C’est justement en écoutant des victimes de violences basées sur le genre au BDHH qu’Eléonore Coyette s’est rendu compte de la similarité entre ces histoires et celles des droits de l’enfant en Belgique. La pédophilie est présente partout. La réalisatrice a alors embarqué Séphora Monteau, vice-présidente de SineNouvel, sur le projet.

« La majorité des histoires qui sont évoquées dans le film viennent principalement du Bureau des droits humains, et toutes les histoires sont réelles », précise Eléonore Coyette.

Des marionnettes vivantes

Pour réaliser un film avec des marionnettes, il faut d’abord les fabriquer. Paul Junior Casimir, dit Lintho, est le marionnettiste qui a supervisé tout le travail de la réalisation des personnages. Mais, à part le personnage de Farah dont Lintho a réalisé les traits, c’est Pauline Lecarpentier qui en a dessiné la plupart. Près de quinze.

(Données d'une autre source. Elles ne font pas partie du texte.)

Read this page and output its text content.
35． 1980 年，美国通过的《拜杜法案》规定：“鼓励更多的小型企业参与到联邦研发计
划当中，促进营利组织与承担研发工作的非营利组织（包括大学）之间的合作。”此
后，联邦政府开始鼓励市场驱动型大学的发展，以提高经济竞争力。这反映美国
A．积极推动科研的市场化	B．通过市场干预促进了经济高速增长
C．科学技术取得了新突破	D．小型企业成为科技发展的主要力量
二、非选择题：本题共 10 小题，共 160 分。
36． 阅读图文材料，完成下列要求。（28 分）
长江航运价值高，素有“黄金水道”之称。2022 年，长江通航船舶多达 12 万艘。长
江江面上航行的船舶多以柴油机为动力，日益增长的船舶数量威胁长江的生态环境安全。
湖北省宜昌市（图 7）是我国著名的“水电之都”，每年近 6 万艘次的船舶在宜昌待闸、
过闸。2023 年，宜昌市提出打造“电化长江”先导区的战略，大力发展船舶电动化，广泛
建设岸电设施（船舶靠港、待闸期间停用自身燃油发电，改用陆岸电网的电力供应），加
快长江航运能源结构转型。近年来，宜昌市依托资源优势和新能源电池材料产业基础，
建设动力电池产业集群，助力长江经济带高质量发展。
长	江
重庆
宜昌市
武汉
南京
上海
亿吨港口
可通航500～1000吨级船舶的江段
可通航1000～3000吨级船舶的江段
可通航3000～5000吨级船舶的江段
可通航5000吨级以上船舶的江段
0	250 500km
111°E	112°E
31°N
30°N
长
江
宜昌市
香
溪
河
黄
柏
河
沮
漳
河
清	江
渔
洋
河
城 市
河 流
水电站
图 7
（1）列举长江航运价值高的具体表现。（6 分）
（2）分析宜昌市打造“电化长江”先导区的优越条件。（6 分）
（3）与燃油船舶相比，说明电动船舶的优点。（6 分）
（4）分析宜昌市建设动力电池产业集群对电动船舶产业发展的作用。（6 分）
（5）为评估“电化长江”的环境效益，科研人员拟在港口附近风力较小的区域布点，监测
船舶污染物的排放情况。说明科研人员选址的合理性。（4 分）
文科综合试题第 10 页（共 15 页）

Pour dessiner les visages des marionnettes, Pauline Lecarpentier a pensé à elles comme à des gens réels, qui ont vraiment souffert. Ce travail a pris plusieurs mois. Lintho devait mouler le visage, et tirer des traits pareils aux dessins. Puis, laisser sécher si le résultat correspondait. Ensuite, il fallait appliquer le papier mâché, et laisser sécher encore.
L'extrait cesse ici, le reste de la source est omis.